United States | Inflation resists, markets expect a pause in rate cuts

United States | Inflation resists, markets expect a pause in rate cuts
United States | Inflation resists, markets expect a pause in rate cuts

(Washington) Data on inflation published Wednesday in the United States should reassure the American Federal Reserve (Fed) in the idea that it would be welcome to take a pause before lowering its interest rates again.


Posted at 10:55 a.m.

Updated at 4:22 p.m.

Myriam LEMETAYER

Agence -Presse

The Labor Department’s release of the Consumer Price Index (CPI) for December was well received by the markets.

Certainly, it reflects an acceleration in inflation for the third month in a row, driven by the increase in the prices of housing, plane tickets, used vehicles and even car insurance.

But its level (+2.9% over one year) is in line with the consensus of analysts surveyed by MarketWatch.

Above all, analysts note the improvement in so-called core inflation – which excludes volatile food and energy prices. This slowed down to 3.2% over one year, compared to 3.3% anticipated.

“This decline in underlying inflation is a relief, even if it remains well above the Fed’s 2% target,” notes Jochen Stanzl, analyst at CMC Markets, in a note.

“Despite all the excitement this is causing, inflation is no longer a cause for concern” for the moment, considers Gregory Daco, chief economist at EY.

The Fed favors another measure, the PCE index, which has also recently increased (+2.4% year-on-year in November).

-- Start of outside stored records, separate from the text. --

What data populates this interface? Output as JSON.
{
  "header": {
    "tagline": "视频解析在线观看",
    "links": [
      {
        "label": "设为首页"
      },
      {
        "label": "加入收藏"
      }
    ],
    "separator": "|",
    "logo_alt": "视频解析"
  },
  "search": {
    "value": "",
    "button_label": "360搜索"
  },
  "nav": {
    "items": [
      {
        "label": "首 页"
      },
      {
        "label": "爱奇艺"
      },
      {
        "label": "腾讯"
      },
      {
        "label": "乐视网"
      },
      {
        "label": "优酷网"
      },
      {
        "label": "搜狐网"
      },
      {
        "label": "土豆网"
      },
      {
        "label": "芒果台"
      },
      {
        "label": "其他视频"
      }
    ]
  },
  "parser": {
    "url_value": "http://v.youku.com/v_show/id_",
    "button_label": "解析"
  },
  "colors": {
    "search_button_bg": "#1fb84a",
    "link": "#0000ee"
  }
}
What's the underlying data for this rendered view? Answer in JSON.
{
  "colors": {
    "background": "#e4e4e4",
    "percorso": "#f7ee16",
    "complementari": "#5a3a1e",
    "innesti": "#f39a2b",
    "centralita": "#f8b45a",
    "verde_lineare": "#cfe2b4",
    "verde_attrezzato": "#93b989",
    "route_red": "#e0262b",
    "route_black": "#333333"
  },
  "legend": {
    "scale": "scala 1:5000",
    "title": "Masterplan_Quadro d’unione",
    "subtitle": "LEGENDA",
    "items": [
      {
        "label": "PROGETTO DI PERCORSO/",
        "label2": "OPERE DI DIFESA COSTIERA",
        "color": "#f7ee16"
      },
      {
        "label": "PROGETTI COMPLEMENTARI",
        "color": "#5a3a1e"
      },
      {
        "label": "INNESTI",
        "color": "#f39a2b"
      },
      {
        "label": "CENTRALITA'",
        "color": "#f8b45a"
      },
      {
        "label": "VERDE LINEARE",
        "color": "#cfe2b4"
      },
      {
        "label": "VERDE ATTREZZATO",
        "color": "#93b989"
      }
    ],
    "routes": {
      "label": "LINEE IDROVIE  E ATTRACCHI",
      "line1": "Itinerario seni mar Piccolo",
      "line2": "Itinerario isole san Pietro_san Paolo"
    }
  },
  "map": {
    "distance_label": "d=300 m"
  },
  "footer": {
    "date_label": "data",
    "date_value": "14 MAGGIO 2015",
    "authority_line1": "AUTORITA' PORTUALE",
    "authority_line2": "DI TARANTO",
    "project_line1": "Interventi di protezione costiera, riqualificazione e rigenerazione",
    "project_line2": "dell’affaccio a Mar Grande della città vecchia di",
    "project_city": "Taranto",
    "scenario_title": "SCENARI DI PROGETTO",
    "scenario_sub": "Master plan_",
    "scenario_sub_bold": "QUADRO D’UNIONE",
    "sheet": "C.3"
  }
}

Data for December will not be released until January 31.

” Patient ”

The American central bank, which aims to reduce the progression of this index to 2%, will hold its next monetary policy meeting on January 28 and 29, a week after the inauguration of Donald Trump.

The president-elect promised to restore purchasing power to Americans who experienced up to 9.5% inflation over one year in the summer of 2022.

Donald Trump intends to reduce taxes on individuals and companies, sharply increase taxes on imported products or even carry out mass expulsions of undocumented immigrants, at the risk of increasing inflation, particularly due to lack of labor. according to experts.

Donald Trump and his teams contest this reading, promising a “new golden age” for the country.

“With a still high rate of inflation, a vigorous labor market and prospects of reforms to customs duties and migration policy likely to raise inflation, the Fed will be cautious and patient before lowering rates further. rate,” said Kathy Bostjancic, chief economist at Nationwide, to AFP.

The central bank had systematically lowered its rates during its last three meetings, for a total of one percentage point.

But with inflation rebounding, or ceasing to calm down, financial players expect this downward cycle to be put on pause, to avoid overheating the economy.

In its “Beige Book” published Wednesday – a regular survey of business leaders from one end of the United States to the other – the Fed notes that the majority of American companies are “optimistic” for 2025 although worried to see the policies announced by Donald Trump alter the progress of the economy.

Several regions noted that manufacturers were building up stocks in anticipation of increases in customs duties. And many sectors of activity have reported “difficulties in recruiting qualified workers”.